Frage: "Das Länderteamkonzept von BMW hat zuweilen zu Rivalität unter den Rennställen geführt. SEAT hingegen sagt von sich, den Titel nur aufgrund von Teamwork geholt zu haben..."
Theissen: "...nur haben sie dabei den Motor vergessen (lacht; Anm. d. Red.)."

"Die Teams sind gut koordiniert. Ich sehe also keinen Nachteil mehr." Mario Theissen

Frage: "Denken sie, die BMW Länderteams müssten noch besser zusammenarbeiten, um SEAT herauszufordern?"
Theissen: "Wenn wir uns über die Saison 2008 unterhalten, dann würde ich zustimmen. Da waren wir diesbezüglich nicht perfekt aufeinander abgestimmt. SEAT hatte in gewisser Weise einen Vorteil dadurch, dass sie alle Fahrzeuge von einem Kommandostand aus überwachten. In diesem Jahr sind wird in diesem Punkt gut aufgestellt. Die Teams sind gut koordiniert. Wir haben in den vergangenen Rennen gesehen, dass es funktioniert. Ich sehe also keinen Nachteil mehr."

Frage: "Die Tourenwagen-WM wird 2011 den Wechsel zum 1,6 Liter Benzinmotor vollziehen. Ist dieses Konzept interessant für BMW?"
Theissen: "Die Debatte um diesen Motor ist keine WTCC-Debatte. Diese Diskussion betrifft den gesamten Motorsport. Dieses Aggregat wird Weltmotor genannt. Die Idee dahinter ist, einen Motor zu haben, der in verschiedenen Rennsportkategorien eingesetzt werden kann. Diese Herangehensweise wird von uns prinzipiell unterstützt. Wir denken, dass es aus zwei Gründen Sinn macht: Erstens wird es vielleicht Geld sparen, wenn man einen Basismotor nur an verschiedene Kategorien anpassen muss."

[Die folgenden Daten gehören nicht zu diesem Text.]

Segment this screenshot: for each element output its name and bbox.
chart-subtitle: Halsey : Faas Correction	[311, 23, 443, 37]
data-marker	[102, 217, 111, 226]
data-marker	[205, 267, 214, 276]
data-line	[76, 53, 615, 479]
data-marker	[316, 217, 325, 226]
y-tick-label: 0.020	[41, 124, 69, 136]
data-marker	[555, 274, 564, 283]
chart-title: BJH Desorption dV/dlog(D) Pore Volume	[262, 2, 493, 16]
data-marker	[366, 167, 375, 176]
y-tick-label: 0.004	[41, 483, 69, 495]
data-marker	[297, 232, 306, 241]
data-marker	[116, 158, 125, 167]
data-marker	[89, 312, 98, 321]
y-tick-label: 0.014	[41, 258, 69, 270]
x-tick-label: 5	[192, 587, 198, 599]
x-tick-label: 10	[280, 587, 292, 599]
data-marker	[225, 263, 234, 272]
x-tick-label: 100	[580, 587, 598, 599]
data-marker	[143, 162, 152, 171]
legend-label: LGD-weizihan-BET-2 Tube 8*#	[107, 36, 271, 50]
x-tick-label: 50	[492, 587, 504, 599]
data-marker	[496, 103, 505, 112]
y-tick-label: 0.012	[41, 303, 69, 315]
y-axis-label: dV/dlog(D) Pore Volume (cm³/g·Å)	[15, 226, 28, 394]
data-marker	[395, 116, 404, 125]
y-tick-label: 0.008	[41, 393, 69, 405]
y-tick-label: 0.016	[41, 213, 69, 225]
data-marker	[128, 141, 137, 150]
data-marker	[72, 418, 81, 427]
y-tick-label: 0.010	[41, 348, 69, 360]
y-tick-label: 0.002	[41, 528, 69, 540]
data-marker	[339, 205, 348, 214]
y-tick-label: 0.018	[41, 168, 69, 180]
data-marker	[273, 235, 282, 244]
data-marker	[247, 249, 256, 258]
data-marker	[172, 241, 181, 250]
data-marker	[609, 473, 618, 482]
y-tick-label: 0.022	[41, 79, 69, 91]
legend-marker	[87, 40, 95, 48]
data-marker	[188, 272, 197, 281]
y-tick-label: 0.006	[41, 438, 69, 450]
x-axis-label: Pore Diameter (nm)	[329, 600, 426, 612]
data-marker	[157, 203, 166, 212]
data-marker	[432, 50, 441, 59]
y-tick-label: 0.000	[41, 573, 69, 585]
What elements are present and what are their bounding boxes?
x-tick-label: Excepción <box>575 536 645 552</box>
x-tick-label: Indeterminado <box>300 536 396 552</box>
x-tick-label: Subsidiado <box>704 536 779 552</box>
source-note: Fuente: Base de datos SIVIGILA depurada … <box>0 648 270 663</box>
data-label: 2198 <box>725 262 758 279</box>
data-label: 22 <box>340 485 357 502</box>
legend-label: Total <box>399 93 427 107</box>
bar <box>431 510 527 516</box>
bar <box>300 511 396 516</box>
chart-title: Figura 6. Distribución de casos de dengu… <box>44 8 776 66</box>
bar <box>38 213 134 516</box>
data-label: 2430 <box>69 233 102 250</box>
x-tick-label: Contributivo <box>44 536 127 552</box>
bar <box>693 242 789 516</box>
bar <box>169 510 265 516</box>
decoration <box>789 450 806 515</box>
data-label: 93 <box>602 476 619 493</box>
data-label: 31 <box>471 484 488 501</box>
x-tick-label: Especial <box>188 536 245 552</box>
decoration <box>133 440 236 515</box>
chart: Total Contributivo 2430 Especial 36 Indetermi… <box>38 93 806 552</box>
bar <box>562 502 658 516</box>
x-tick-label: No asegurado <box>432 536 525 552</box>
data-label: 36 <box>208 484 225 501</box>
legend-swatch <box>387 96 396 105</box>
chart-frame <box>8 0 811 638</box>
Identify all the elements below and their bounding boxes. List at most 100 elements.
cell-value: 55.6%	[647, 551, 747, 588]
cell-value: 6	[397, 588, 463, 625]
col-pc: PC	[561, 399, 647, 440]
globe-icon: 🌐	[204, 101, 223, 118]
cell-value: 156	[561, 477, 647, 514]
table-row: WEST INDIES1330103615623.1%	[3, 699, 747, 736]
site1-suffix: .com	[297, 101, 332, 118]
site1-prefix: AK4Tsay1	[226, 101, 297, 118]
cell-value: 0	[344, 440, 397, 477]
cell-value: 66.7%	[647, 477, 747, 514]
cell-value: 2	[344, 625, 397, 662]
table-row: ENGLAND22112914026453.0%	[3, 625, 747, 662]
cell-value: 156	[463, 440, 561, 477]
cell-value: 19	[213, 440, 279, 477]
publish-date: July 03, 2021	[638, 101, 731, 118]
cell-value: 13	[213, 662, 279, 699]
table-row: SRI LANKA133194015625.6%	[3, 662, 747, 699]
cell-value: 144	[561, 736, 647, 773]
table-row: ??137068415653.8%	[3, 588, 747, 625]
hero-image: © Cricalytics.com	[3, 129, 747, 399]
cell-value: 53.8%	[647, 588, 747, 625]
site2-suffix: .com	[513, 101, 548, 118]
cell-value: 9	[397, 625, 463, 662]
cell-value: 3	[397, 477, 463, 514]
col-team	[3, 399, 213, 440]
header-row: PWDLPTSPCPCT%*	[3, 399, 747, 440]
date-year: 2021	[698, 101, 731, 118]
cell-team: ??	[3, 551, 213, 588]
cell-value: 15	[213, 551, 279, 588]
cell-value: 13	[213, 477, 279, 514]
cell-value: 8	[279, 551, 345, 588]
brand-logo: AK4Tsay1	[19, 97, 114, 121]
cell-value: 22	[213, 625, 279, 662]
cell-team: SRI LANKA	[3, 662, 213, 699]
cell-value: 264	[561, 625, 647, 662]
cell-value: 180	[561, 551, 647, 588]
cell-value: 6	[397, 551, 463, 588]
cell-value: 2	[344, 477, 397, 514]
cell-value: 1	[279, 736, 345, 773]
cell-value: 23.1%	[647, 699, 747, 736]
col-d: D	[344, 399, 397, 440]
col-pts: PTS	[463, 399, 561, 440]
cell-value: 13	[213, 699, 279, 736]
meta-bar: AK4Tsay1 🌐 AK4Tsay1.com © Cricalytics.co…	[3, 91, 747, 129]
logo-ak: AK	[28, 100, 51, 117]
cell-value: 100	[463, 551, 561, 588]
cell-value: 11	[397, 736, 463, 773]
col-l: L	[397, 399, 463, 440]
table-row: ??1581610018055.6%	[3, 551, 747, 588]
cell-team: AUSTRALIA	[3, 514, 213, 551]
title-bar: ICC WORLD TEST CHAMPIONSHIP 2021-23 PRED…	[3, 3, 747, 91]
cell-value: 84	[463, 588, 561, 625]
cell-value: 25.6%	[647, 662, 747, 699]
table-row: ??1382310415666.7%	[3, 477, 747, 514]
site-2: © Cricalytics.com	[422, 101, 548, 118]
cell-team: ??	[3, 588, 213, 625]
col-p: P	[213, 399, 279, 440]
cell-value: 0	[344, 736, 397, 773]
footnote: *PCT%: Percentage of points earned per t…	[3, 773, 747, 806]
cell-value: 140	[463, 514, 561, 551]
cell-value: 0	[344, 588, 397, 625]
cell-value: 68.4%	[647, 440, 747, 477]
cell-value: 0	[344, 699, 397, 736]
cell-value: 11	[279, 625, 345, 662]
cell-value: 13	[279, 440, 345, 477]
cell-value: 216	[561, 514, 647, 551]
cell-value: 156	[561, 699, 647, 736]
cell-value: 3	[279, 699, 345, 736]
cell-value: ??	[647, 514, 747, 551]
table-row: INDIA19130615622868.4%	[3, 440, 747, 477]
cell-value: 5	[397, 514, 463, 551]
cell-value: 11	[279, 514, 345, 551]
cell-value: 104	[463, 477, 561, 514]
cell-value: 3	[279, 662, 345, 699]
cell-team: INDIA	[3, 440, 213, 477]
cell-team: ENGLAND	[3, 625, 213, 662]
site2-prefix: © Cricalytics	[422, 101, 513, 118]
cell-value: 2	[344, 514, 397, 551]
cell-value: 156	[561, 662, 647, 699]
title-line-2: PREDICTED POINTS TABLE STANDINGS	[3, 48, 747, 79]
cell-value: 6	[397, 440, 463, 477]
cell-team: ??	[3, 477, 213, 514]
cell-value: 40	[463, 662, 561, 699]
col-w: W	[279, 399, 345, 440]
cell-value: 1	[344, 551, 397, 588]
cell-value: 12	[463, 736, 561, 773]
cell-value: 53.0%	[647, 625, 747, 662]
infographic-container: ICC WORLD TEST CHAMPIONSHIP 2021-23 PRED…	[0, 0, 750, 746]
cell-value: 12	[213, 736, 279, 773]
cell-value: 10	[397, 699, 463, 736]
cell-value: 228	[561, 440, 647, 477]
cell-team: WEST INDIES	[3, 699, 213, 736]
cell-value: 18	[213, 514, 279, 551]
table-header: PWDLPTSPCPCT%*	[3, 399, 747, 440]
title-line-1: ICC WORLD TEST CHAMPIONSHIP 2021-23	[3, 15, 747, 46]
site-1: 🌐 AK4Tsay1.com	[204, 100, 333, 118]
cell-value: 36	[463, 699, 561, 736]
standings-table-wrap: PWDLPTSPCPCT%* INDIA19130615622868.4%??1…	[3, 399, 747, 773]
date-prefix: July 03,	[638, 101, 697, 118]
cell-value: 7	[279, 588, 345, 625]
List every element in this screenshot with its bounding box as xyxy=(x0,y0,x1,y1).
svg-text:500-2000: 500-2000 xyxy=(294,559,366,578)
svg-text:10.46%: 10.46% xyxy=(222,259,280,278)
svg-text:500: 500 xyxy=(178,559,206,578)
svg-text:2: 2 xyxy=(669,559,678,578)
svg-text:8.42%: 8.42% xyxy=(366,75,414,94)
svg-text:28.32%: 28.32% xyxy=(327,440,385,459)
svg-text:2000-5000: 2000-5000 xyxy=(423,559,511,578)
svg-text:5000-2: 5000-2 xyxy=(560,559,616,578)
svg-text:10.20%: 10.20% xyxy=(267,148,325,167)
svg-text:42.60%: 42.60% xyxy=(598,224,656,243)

"Denn so bräuchte man nicht für alles und jeden ein spezielles Triebwerk. Andererseits gibt es einen Trend im Bereich der Straßenwagenmotoren - diese Aggregate sollen effizienter werden. Das bedeutet weniger Verdrängung und weniger Zylinder, dafür aber turbogeladen. Da ist es doch nur normal, dass sich auch der Motorsport dieser Herangehensweise anpasst. Wir unterstützen das."